For footage longer than 5 seconds, process in segments with consistent prompting to maintain coherent changes across the full clip. The 5-second constraint is architectural: the in-context spatial modeling that enables Aleph's precision requires per-frame processing that scales with clip length, and the quality tradeoff of extending beyond 5 seconds was not considered acceptable at launch.
Prompting structure matters significantly. Beginning prompts with action verbs - add, remove, change, replace, relight, restyle - and keeping the scope of each prompt to a single change produces substantially better results than complex multi-element prompts. The model handles one well-defined change at a time more reliably than several loosely-defined changes simultaneously.
Runway's Position in the Market
Aleph is the latest in a sequence of releases that shows Runway making a distinct bet about where AI video goes next. While other companies competed to match each other on generation quality - better physics, higher resolution, faster speed - Runway has been building toward what it calls an end-to-end creative platform: generate, edit, extend, and adapt within a single integrated workflow.
The Runway Gen-4 Turbo guide covers the generation capabilities that sit alongside Aleph in Runway's lineup. Runway's $315 million Series E, which valued the company at $5.3 billion, was announced around the same time as the Aleph launch - the Runway $315M funding coverage provides context for where that capital is going.

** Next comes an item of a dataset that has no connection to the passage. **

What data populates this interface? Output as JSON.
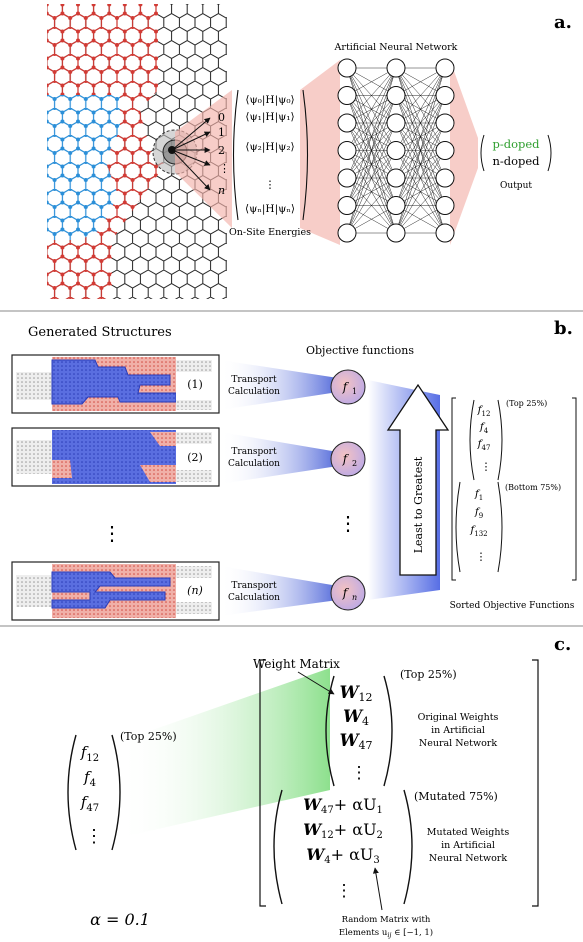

For the AI video editing and post-production guide, Aleph is now the primary reference for in-context editing workflows. In the broader AI video generation landscape for 2026, Aleph is categorized separately from generation models - it addresses a different part of the production pipeline.
Runway Aleph is available on Cliprise as the platform's dedicated video-to-video editing model - the only model in the AI Video Generator lineup that takes existing footage as its primary input rather than generating from scratch. The Runway Aleph complete guide covers the full prompting framework, the specific editing operations by category, and workflow patterns for integrating Aleph into standard post-production pipelines.
On Cliprise, teams routing work through the multi-model video stack should also compare reference-driven character animation and character replacement workflows in the Wan Animate complete guide, which targets motion transfer and replacement modes rather than in-context plate editing.
Related reading
The AI video market spent its first two years proving that generation was possible. Aleph is the first serious argument that editing is next - and for production teams who measure success by what they can deliver to a client, editing is often the more immediately useful capability.